Vertraute FremdeSeine Zeit in Lagos, die wie in einer persönlichen Reportage wiedergegeben wird, ist unbestimmbar lang. Die Reise ist kein Urlaub, sie ist, wie Teju Cole in einem Interview sagte, wie sein Werk, voller unendlicher Melancholie. Zu dieser trägt bei, dass der Erzähler kaum spricht, sondern hauptsächlich schweigt. Seine Gedanken sind die eines offenbar die Literatur liebenden angehenden Arztes, der sich nicht etwa für die medizinische Infrastruktur des Landes interessiert, sondern dafür, zu welchen Geschichten Nigeria anregt. Lagos ist für den Erzähler die Stadt der Scheherazaden aus Tausendundeine Nacht: »Diese fremde, vertraute Stadt ist durchwebt von Erzählungen«. Während eine Situation, die er erlebt, ihn an Hundert Jahre Einsamkeit erinnert, scheinen ihm beliebige Gegenstände Requisiten aus einem Tschechow-Drama sein zu können. Von einem Gedicht Tomas Tranströmers wünscht er sich, es würde sich auf Nigeria beziehen und sogar des Knaben Wunderhorn ist ihm gegenwärtig. Der Erzähler ist ein Literat, der weiß, dass es ihm nichts nützt. Oder in Worten W.H. Audens, den er verehrt:
Poetry makes nothing happen.
Dass der Erzähler und Protagonist in New York lebt, im Krankenhaus arbeitet und belesen ist, sind Informationen, die während seines Aufenthalts in Nigeria deutlich machen, auf welche Weise er sich von den Menschen dort unterscheidet. Er ist voller Zorn, ob der Lethargie und der Korruption in dem Land und vor allem ob ihrer mangelnden Hochkultur. Er sucht Menschen, die in Nigeria sind wie er in den USA: kosmopolitisch. Als er in einem Bus eine Frau entdeckt, die Ondaatje liest, entwickelt sich diese für die Handlung irrelevante Stelle zum Höhepunkt des Buches. Als sie ihm in der Menschenmenge entwischt, bleibt ihm nur noch der Zorn auf jene, die ihm unähnlicher nicht sein könnten: auf Kriminelle, Gefährliche und Korrupte. Auf jene, die einen Jungen wegen Diebstahls in Selbstjustiz tagsüber auf der Straße verbrennen, auf naive Pastoren, schlafendes Sicherheitspersonal und Nigerianer, die zwar ins Museum gehen, »wenn auch nur für eine Party am Wochenende«.
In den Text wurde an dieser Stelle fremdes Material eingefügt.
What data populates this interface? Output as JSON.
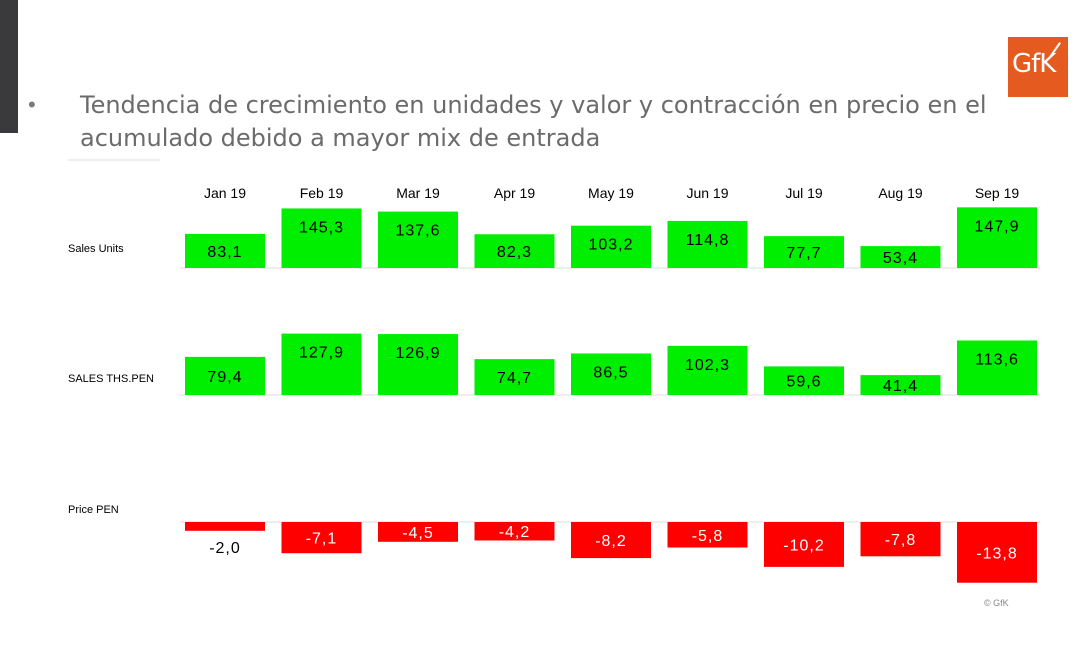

Die von dem Erzähler viel kritisierte Lethargie der Stadt, greift auf das Buch über. Es selbst beruht nicht unbedingt auf Spannung, sondern vielmehr auf Schwermut. Diese Atmosphäre ist aber keine Schwäche des kurzen Romans, sondern seine Eigenart. Warum reist der Erzähler plötzlich wieder ab? Warum ist er überhaupt nach Lagos zurückgekehrt? Das sind Fragen, um die es in diesem Buch scheinbar nicht geht. So wie der Reisende verschlossen anderen gegenüber ist, verschließt sich das Buch der Leserin. Jeder Tag gehört dem Dieb erzählt nicht von der Geschichte einer Person, sondern von seiner ihn immer begleitenden Distanz, die einerseits beklagt und anderseits umgesetzt wird. Denn laut des Autors bedeutet Fremdsein eines: Wenn man geht, hinterlässt man keine Lücke.